Convexity

Duration provides a linear approximation of how a bond's price responds to yield changes. For small yield moves, this approximation is reasonably accurate. For larger moves, the actual price-yield relationship curves away from the duration-based linear estimate — that curvature is convexity.

Positive convexity, which characterizes most standard government and investment-grade corporate bonds, means that price increases for a given yield decline are larger than price decreases for an equivalent yield rise. This is a desirable property: the bond performs better than its duration predicts in falling-rate environments and worse by less than duration predicts in rising-rate environments. All else equal, investors prefer bonds with higher convexity.

Convexity can be calculated as the second derivative of the price-yield function divided by price. A bond with longer maturity and lower coupon (such as a long-duration zero-coupon Treasury) has higher convexity than a shorter-maturity, higher-coupon bond. This means long zero-coupon bonds outperform their duration-adjusted expectations in volatile rate environments — a key reason why long-duration government bonds are valued in pension fund and insurance liability-matching strategies.

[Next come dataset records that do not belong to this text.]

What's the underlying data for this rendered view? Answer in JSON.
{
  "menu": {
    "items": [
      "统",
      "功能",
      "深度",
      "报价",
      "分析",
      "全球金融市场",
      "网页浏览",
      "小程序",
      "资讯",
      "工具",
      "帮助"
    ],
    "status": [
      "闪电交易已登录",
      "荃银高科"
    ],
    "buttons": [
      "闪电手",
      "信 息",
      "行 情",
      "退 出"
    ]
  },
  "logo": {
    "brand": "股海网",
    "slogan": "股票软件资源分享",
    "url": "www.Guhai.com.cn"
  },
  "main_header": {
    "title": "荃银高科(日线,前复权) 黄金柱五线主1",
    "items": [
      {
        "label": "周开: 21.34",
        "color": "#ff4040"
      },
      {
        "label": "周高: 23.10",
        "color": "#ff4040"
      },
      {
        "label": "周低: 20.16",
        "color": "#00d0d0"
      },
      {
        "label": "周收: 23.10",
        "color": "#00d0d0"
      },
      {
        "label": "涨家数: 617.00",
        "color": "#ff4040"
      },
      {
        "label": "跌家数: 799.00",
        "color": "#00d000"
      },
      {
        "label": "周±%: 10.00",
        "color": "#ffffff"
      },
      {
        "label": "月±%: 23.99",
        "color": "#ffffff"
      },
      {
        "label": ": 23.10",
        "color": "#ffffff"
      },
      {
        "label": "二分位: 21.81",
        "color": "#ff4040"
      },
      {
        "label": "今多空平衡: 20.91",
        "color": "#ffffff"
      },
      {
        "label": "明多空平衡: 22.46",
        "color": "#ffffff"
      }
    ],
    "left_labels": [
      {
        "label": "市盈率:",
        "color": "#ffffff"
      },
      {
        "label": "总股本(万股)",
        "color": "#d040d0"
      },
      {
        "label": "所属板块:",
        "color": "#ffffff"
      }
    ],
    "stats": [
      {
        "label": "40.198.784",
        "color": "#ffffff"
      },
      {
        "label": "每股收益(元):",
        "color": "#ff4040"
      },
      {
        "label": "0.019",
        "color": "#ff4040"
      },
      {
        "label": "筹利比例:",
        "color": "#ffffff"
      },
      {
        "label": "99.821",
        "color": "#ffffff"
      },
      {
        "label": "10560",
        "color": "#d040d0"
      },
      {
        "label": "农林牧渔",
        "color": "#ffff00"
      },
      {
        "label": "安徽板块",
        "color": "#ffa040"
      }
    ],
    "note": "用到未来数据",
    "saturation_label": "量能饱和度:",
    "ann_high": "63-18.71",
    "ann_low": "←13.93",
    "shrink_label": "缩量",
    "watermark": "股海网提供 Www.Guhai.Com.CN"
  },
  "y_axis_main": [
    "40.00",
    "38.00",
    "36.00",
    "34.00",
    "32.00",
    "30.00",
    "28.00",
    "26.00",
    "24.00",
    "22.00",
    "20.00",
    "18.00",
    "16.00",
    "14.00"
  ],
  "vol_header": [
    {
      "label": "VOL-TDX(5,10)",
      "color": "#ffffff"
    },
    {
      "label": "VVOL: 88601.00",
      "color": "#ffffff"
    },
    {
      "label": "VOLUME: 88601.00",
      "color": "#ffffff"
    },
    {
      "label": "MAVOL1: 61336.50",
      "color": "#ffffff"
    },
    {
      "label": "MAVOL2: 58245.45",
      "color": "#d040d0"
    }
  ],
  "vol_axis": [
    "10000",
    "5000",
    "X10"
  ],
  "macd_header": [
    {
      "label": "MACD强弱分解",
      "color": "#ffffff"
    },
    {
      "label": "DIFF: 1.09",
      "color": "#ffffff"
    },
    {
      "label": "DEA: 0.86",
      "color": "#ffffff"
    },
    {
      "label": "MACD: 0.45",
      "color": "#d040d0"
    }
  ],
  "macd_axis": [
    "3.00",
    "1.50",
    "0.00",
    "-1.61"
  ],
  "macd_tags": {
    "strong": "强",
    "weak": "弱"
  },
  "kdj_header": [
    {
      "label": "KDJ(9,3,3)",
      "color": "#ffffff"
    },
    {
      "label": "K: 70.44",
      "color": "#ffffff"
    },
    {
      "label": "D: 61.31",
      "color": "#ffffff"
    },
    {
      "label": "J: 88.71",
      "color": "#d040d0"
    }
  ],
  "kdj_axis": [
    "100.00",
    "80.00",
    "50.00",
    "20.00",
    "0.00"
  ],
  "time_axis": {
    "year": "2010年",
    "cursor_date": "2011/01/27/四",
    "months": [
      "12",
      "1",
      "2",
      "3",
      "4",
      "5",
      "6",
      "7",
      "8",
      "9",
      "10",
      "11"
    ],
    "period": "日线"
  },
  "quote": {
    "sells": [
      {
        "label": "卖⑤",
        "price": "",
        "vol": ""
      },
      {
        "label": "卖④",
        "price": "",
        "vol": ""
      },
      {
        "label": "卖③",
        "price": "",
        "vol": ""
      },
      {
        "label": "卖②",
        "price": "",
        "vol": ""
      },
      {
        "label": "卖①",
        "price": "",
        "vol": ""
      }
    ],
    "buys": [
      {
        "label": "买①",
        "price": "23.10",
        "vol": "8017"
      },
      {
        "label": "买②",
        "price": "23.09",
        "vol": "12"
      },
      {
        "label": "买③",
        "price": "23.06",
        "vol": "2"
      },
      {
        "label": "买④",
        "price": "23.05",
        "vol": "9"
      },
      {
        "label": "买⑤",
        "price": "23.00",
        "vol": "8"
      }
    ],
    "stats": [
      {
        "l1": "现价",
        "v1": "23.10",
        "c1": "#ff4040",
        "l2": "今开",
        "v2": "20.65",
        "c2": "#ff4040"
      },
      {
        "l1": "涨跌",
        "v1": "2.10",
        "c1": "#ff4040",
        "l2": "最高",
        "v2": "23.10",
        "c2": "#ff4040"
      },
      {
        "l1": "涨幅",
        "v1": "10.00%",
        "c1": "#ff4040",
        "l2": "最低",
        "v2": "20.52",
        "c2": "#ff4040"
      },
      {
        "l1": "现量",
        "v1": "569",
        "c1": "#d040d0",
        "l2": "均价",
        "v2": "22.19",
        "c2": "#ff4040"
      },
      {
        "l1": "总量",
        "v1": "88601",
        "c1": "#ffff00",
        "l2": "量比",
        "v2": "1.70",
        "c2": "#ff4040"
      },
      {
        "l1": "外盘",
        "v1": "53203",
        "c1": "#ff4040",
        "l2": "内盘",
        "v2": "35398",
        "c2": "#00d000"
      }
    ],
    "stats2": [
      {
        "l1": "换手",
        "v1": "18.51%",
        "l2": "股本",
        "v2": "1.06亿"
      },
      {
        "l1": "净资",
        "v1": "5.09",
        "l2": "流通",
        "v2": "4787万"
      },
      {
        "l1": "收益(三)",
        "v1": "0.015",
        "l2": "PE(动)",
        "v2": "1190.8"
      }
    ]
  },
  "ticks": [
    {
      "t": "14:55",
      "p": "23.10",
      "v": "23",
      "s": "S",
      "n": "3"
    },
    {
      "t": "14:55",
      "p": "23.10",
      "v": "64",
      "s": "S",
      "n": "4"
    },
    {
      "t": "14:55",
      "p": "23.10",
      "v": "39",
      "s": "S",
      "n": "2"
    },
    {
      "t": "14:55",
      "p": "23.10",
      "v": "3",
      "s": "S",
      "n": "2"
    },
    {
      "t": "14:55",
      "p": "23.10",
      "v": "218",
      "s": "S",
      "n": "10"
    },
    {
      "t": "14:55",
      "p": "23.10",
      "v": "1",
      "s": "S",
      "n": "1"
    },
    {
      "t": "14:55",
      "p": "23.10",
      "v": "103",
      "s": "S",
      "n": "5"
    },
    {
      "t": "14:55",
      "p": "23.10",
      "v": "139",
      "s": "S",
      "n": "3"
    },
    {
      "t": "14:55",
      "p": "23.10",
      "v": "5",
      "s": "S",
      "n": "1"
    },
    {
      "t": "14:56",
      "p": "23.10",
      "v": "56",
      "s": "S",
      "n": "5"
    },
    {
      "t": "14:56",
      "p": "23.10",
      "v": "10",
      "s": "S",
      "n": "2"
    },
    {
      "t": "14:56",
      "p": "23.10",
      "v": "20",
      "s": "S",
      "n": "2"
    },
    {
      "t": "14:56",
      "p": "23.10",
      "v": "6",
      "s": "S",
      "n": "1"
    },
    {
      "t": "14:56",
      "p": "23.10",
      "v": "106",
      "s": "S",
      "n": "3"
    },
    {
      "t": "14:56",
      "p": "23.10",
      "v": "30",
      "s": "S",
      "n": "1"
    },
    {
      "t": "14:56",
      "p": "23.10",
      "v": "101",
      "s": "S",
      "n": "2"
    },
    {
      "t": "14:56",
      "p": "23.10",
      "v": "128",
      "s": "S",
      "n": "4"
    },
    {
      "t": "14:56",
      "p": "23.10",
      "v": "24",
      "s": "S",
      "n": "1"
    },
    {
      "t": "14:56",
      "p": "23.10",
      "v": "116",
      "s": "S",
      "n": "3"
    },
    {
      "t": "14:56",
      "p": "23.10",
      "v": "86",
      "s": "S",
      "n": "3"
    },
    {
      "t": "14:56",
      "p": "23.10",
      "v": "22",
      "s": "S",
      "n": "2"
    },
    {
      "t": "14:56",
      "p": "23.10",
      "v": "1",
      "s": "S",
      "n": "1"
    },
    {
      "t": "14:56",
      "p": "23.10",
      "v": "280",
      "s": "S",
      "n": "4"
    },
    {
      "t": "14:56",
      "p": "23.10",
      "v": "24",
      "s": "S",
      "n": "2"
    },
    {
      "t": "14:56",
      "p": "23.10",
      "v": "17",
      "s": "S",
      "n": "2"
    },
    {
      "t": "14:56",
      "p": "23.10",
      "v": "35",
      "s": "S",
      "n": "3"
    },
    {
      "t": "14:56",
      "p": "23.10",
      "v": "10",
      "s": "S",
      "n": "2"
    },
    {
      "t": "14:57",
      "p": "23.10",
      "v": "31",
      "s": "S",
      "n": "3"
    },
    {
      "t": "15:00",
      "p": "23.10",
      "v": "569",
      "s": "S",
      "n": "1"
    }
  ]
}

In the US Treasury market, convexity is a constant topic of discussion because the Federal Reserve's asset purchase programs and the issuance profile of Treasuries affect the convexity profile of the outstanding stock of government bonds. Large-scale MBS purchases by the Fed, for example, removed negative-convexity securities from private hands — a factor some analysts cite as having suppressed volatility in interest rate markets during the QE era.

For equity investors, convexity is primarily relevant when evaluating bond holdings in a balanced portfolio. A portfolio of high-convexity bonds provides better downside protection in rising-rate environments and captures more upside in falling-rate environments relative to a lower-convexity portfolio with similar duration.